Courtesy Mad Penguin Creative
He might show up for someone else...in fact, in my experience, he usually did...but I wasn't one of the chosen ones. You know the type....the prettier cheerleader who has an easier story to tell. The ones who can intone, “I have a word for you...” and give everyone chills up their spine while they lean close to see what it will be. Or the ones who say, “God. Is. Good. All. The. Time.” with such ecclesiastical conviction that you nod your head enthusiastically even if what you really wanna go is, “Say whaaaa?”

At the end of that week of solitude, the phone rang. The voice on the other end was flat and scared. “Can we talk?” Ain't nothing more deadly than a word that comes sailing in on a look. From where I sat, there wasn't a word left to say. Didn't matter what got said, I'd finally seen the truth in his eyes. Words wouldn't dress up the truth anymore...not even if a counselor helped. I had given everything I had to give for over 20 years. I was so empty, there wasn't even an extrovert left inside me fighting to get back out.
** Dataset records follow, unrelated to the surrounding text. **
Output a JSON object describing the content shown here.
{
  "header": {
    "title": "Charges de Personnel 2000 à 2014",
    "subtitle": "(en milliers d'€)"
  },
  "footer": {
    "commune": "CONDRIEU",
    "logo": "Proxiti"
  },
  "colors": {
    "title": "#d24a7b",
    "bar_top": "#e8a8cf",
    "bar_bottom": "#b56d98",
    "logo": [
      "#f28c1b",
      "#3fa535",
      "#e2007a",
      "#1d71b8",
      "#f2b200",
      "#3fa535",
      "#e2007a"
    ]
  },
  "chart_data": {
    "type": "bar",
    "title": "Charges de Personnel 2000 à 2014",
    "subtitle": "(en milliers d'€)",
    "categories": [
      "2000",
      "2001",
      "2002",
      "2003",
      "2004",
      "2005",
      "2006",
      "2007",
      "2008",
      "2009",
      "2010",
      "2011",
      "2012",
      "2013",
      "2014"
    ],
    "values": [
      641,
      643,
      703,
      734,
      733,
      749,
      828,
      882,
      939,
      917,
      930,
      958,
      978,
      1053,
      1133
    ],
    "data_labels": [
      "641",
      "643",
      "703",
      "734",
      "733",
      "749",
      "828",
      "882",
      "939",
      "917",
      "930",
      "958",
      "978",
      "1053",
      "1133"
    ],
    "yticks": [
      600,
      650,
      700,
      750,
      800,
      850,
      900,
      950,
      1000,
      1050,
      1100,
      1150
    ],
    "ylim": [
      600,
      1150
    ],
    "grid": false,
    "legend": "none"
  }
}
There's a hurricane bearing down on 3 of my old 'hometowns' tonight. When the sun shines again after the storm, folks will assess the damage and figure out how to start over with whatever the storm has left behind. I know a little bit about how that feels. I'm still assessing the damage from the disasters that have overwhelmed my family of 4 over and over since 1999. I'm still trying to piece together what the God of the wind and the waves has in mind for what is left of me now. 
 
Courtesy Mad Penguin Creative
What about you fraidy cat? Maybe you hide your storms better than me. Maybe you even do a good job of hiding them from yourself. Have you convinced yourself and all those around you that you are high and dry behind that mask of yours? But, when the world quiets down, and you can't run from yourself anymore....you realize you can't run much longer.

Welcome home. When you are in this place, you are safe. You don't have to explain a thing. I don't have 'a word' for you that is going to make you feel like I am your moral and spiritual superior. And, while I am still convinced that God's plan is good, I'm gonna be the last one to tell you that I feel good about it all the time. I'm writing my way back to God...and I'm hoping that he will find me as I do. Thank you for coming along on my journey. Maybe come back tomorrow and bring a friend? It sure feels less scary when friady cats stick together.

 
Micah 7:8 (Bible in Basic English)
Do not be glad because of my sorrow, O my hater: after my fall I will be lifted up; when I am seated in the dark, the Lord will be a light to me.